Aachen : Der DGB soll sich stärker einmischen
Aachen Draußen vor der Tür griff ein Häuflein Demonstranten in die Saiten: „Wann wirds mal wieder richtig Sommer, so richtig wie es fast schon einmal war”, trällerte die „Partei Arbeit & soziale Gerechtigkeit”.
Drinnen gab sich Michael Sommer redlich Mühe, so kämpferisch zu wirken, wie sich viele Gewerkschafter ihren Vorsitzenden wünschen. Am ehesten gelang dem DGB-Chef das in der Auseinandersetzung mit einem unsichtbaren Gast des Tages - Horst Köhler.
„Wenn in einer solchen Rede das Wort Betriebsräte nicht einmal vorkommt, dann ist das Ausdruck eines schweren politischen Mangels”, sagte Sommer unter Anspielung auf die Grundsatzrede des Bundespräsidenten am Tag zuvor. An keiner anderen Stelle seiner Ansprache in der Aachener Aula Carolina erhielt Sommer derart viel Applaus.
„Kapitalismus zähmen”
Mitbestimmung sei historisch begründet und durch Leistung erstritten, betonte der DGB-Vorsitzende mit Blick auf die Aufbauleistung der Betriebsräte nach 1945 - damals, „als von den einst allmächtigen Bossen wenig zu sehen war”. Nur durch die Teilhabe am Sagen und Entscheiden könne der „Kapitalismus sozial gezähmt werden”.
Mitbestimmung sei eben alles andere als „lästiges Dazwischenreden”, der Erhalt der Flächentarife nicht überholt, sondern gesamtwirtschaftlich sinnvoll. „Wir haben keine Angst vor tarifpolitischem Häuserkampf, aber er wäre unklug”, erklärte Sommer mit Blick auf die Forderung nach betrieblichen Bündnissen für Arbeit.

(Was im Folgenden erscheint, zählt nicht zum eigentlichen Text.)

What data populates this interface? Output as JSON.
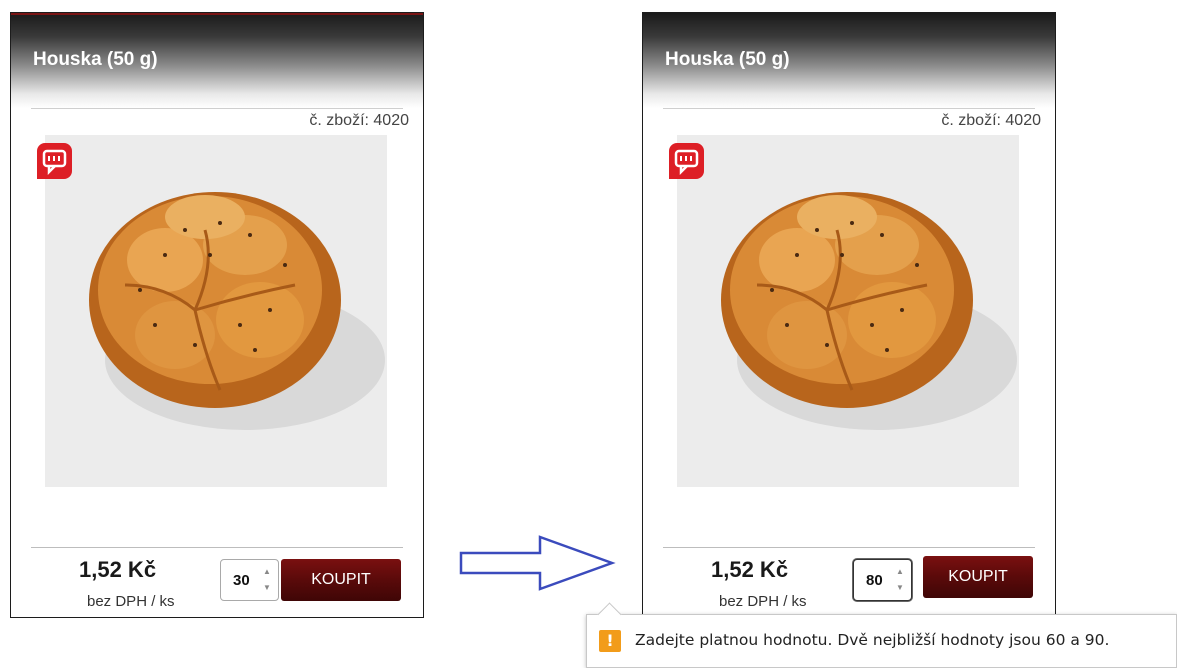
{
  "cards": [
    {
      "title": "Houska (50 g)",
      "product_number": "č. zboží: 4020",
      "price": "1,52 Kč",
      "price_unit": "bez DPH / ks",
      "quantity": "30",
      "buy_label": "KOUPIT"
    },
    {
      "title": "Houska (50 g)",
      "product_number": "č. zboží: 4020",
      "price": "1,52 Kč",
      "price_unit": "bez DPH / ks",
      "quantity": "80",
      "buy_label": "KOUPIT"
    }
  ],
  "validation_tooltip": {
    "icon": "warning-icon",
    "icon_glyph": "!",
    "message": "Zadejte platnou hodnotu. Dvě nejbližší hodnoty jsou 60 a 90."
  },
  "icons": {
    "comment": "comment-icon",
    "spin_up": "spin-up-icon",
    "spin_down": "spin-down-icon",
    "arrow": "arrow-right-icon"
  },
  "colors": {
    "accent_red": "#dd1f26",
    "button_dark_red": "#5a0a0a",
    "warning_orange": "#f29c1a",
    "arrow_blue": "#3b4bbd"
  }
}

Die fatale Zersplitterung der gewerkschaftlichen Macht, die den Aufstieg des Nationalsozialismus mit begünstigte, überwunden zu haben, das ist in Sommers Augen eines der wichtigsten Verdienste der Pioniere gewesen, die im März 1945 im zerbombten Aachen den Grundstein für den späteren Deutschen Gewerkschaftsbund legten. Sommer gedachte an dieser Stelle der zehntausenden Gewerkschafter, die vom NS-Regime verfolgt, vertrieben und ermordet wurden. „Wir haben ihnen unendlich viel zu verdanken.”
Sechs Jahrzehnte danach stünden die Arbeitnehmerorganisationen vor ähnlich großen Herausforderungen: Globalisierung, Terrorismus und Massenarbeitslosigkeit. Der DGB und seine Mitglieder müssten mit Fantasie, Kraft und Solidarität Antworten entwickeln. „Ich bin überzeugt, dass wir nicht alle unsere Ziele neu bestimmen, nicht alle unsere Werte neu definieren, nicht alle unsere Mittel neu erfinden müssen”, betonte Sommer.
An einem ließen die Gewerkschaften nicht rütteln: „Der Mensch hat im Mittelpunkt zu stehen - und nicht der Geldsack.” Der Union empfahl der DGB-Vorsitzende, sich auf die Werte Karl Arnolds zu besinnen, aber auch der SPD stünde es gut an, die Traditionslinien zu Kurt Schumacher, Erich Ollenhauer oder Herbert Wehner nicht abreißen zu lassen. Manchem Zuhörer reichte das nicht: „Das war zu wenig kämpferisch, zu defensiv”, sagt einer. Seine Nachbarn nicken.
Wie Sommer übte auch Nordrhein-Westfalens Ministerpräsident Peer Steinbrück (SPD) deutliche Kritik an Köhler. Die „gesellschaftlichen Fliehkräfte” - Arm und Reich, Alt und Jung, Einheimische und Zuwanderer - seien „in einer gestrigen Rede nicht ausreichend beleuchtet worden”, sagte Steinbrück, nicht ohne Süffisanz und ohne den Präsidenten direkt zu erwähnen.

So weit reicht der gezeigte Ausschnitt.